This is honestly a win-win. Either the courts recognize that the LLM uses stolen copyrighted content, or they recognize that torrenting is legal by default.
Though with the way courts have been bending case law into knots recently, I wouldn’t be surprised if they somehow word the ruling in a way that favors Meta and makes torrenting outright illegal.
Ahh, but you’re forgetting the Rules for Thee clause that protects any and all wealthy, white, corporate gremlins from facing the same or similar consequences that any of the poors might face for the same infraction.
Well, at least they released llama for free, But honestly, their hypocrisy is so pathetic.
Hey, who knows? Maybe now they're gonna like start funding legal defense funds for people torrenting. Part of their whole corporate social responsibility, If they feel so strongly about it... right? /s
This is irrelevant because Meta should not be tried for this the same as a private individual would be.
The case for torrenting being illegal for private individuals is one or both of:
Downloading in of itself is stealing.
Uploading is giving unauthorized access to someone else who otherwise might have had a harder time finding it.
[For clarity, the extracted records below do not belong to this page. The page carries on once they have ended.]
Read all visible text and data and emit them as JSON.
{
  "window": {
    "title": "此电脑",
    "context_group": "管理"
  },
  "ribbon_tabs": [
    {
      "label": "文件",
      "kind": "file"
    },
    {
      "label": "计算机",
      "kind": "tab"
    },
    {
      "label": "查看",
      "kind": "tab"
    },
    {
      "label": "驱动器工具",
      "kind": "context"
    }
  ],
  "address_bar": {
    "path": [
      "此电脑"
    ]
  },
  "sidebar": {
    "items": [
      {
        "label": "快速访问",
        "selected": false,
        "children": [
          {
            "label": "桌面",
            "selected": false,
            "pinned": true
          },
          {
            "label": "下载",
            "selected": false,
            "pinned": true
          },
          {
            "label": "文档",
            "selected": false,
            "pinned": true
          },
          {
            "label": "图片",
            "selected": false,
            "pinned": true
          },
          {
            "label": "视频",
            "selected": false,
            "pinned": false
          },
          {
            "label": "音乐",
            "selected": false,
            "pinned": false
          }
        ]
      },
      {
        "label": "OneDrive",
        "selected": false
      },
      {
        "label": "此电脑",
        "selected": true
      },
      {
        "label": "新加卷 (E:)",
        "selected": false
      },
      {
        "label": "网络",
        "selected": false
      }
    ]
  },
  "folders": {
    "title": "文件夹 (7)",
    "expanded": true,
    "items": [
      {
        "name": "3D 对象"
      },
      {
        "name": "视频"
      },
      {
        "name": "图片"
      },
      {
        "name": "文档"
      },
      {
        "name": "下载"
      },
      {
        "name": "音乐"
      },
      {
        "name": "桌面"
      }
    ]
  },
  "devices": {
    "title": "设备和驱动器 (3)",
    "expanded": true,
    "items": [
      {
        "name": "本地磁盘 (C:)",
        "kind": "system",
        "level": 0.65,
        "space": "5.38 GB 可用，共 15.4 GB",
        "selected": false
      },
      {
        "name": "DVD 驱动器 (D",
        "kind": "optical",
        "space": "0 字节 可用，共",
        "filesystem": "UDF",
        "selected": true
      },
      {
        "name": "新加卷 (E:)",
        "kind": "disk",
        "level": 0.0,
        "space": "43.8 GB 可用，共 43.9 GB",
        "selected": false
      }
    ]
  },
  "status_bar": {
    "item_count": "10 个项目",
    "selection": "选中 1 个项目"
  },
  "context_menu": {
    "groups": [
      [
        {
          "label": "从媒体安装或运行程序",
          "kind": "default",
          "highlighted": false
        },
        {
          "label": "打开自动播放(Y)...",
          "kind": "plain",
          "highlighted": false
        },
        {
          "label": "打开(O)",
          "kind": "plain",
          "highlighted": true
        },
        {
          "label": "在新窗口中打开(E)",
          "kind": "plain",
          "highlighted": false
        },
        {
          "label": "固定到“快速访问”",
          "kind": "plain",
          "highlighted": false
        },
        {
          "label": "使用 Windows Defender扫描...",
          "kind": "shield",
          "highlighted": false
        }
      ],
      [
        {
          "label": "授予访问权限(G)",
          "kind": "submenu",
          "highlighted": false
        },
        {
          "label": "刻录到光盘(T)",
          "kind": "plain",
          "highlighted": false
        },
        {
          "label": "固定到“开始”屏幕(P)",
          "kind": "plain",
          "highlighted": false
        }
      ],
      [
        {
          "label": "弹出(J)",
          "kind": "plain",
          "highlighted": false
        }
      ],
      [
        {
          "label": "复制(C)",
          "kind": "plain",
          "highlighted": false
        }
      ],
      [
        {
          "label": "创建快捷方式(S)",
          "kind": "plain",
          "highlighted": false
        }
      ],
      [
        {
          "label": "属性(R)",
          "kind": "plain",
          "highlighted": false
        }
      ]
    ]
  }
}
Anything else, such as watching, reading, listening, learning, etc. is not illegal (or does not make sense to make illegal). The exception might be publishing. This is rare for private individuals (e.g. using pirated FL studio to make a commercial song).
For corporations, a lot change. Firstly, a corporation downloading a torrent is necessarily making unauthorized material available for some people of the company. It's like a group of 20 friends all downloaded and uploaded to each other. Secondly, they used this copyrighted material commercially (like playing pirated music in a public night club). Both should be illegal.
However, all of this is still a distraction. The real issue is using copyrighted materials to train commercial AI. Does Meta require permission from copyright holders to make AI based on their work? The law is grey on this, and desperately needs regulations.
Well, that's how it tends to be in most places.
You don't get caught for downloading; you get caught for uploading.
Using a similar logic to distribution via DVDs. Only the seller gets into trouble. The buyer does not.
Another point, opening a web page means downloading it, so if someone wanted to frame someone for downloading something, it would be very easy to make such a trap. This, accompanied with CSAM and network monitoring could be used to easily get any person using the internet, in jail, just for opening the wrong link. So, the laws require much more information regarding intent and such.
Eh. Makes sense from the perspective of protecting profits, I guess, because the actual thing which bothers them is the volume of lost potential customers....
This is why I try to find legitimate sites offering direct downloads instead of illegally uploading during torrenting. There are many sites offering direct downloads, but I often have trouble finding them.
Another example of Republican principles. Corporations are protected by laws but not bound by them, while the average citizen is bound by laws but not protected by them.
It's not illegal to download books without yourself offering them for upload. What's illegal is when you feed those books into your reality devouring content monster and it outputs all that copyrighted content in a slightly different order and you profit off that content vomit.
The real shit deal is if there was a ruling against Meta in this, it would still be worse for everyone because there would be precedent to litigate against people who only consume pirated content (which has been tried in several countries and found to be legal)
I mean isn't that at least some extent technically true to a level.
I mean if we weren't talking a shitty corporation to begin with. If this were say, a 20 year old mcdonnalds worker pirating game of thrones.
IMO the bigger concept is still rather than if they got it... defining whether using that data after the fact is legal. I mean hypothetically speaking lets just say they bought 1 copy of each of the millions of books, or bought used copies, or say had a machine that could scan every book in a library. IMO the issue shouldn't be whether or not anyone managed to download the books in their pure form afterwards. The focus should be the AI trained on their books, is going to be distributing portions of their book to millions of people, and any potential profits of such will be going to meta and uncredited to the original authors. The idea that meta's involvement in torrenting may have let little timmy get a copy of his text book 15 seconds faster... shouldn't be the driving force here.